The study also showed some gender effects. Men were most influenced by other men, but were also ready to outrace the women. In contrast, women did not tend to be influenced by men. “There have been experimental studies showing men are more competitive with one another, while women are more self-directed and motivated by internal factors,” Aral says. But that doesn’t mean that women aren’t competitive. Women were just influenced by other women.

“It’s usually very difficult to identify causal effects from correlational data, in the absence of a randomized controlled trial,” says Edoardo Airoldi, a statistician at Harvard University. The data in this study may not translate to other behaviors — even to other forms of exercise. But that isn’t the point. The beauty, Airoldi says, is in the methods. “People should know you can use the weather as an instrument to uncover patterns of human behavior that are otherwise hard to elicit,” he says.

Ugander is also a fan of the new study, but he notes that this doesn’t mean all social behaviors, or even all sports, will prove similarly contagious, especially with regard to the gender differences. “It’s not clear that that will generalize to yoga or some other sport with other gender norms,” he says.

We don’t really know what exactly drives social contagion. One theory — the complex contagion theory — posits that costly behaviors (like going for an exhausting run) require a lot of signals from a lot of people. In other words, the more people in your network are running, the more likely you are to run.

Another theory developed by Ugander’s group posits that it’s not quantity that matters, but variety, a theory called structural diversity. Your family all going running is one thing. A family member, a friend and coworker is another. “If you’re getting it from two people from different parts of your life, say sibling and coworkers, it carries more weight,” Ugander says. “But two coworkers probably got it from each other.”
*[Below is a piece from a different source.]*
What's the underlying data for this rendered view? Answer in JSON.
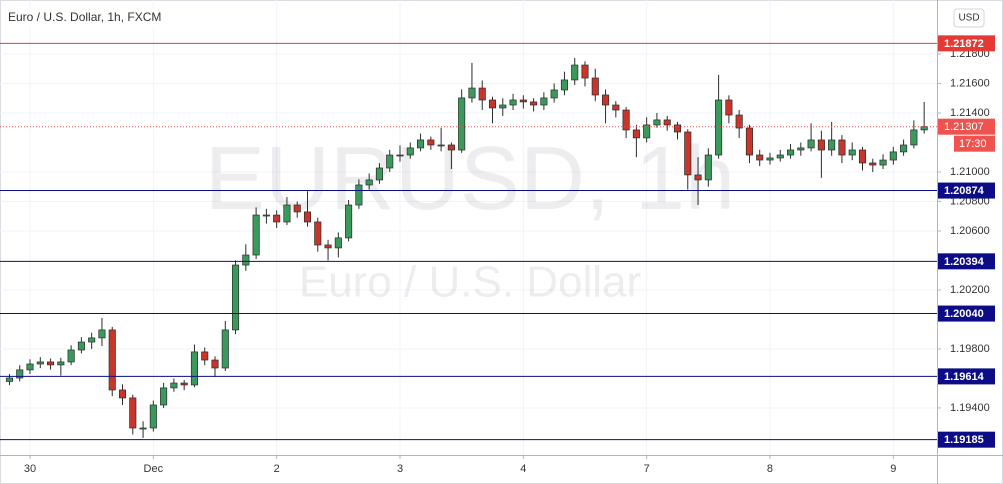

A third theory suggests that embeddedness — the number of mutual connections — matters most. After all, seeing all your friends virtuously running and knowing that they are also seeing each other live the wholesome life is a lot of peer pressure.

The data from Aral’s group suggests that for running, embeddedness and structural diversity may prove the most catching. “This doesn’t mean the complex theory is wrong,” Aral notes. “We just didn’t see it for running.”

Aral himself is a runner, and admits he’s not immune to the social contagion he found. “When I have friends who are close to me in fitness in terms of their level of activity, I may be influenced,” he says. “I also feel like I’d be more influenced by someone who was slightly less of a runner than I am. If they were running more, I would think, ‘Wow, even so-and-so is out there, I need to get out there.’” This social behavior might be catching, but the vulnerable population already has a raging competition infection.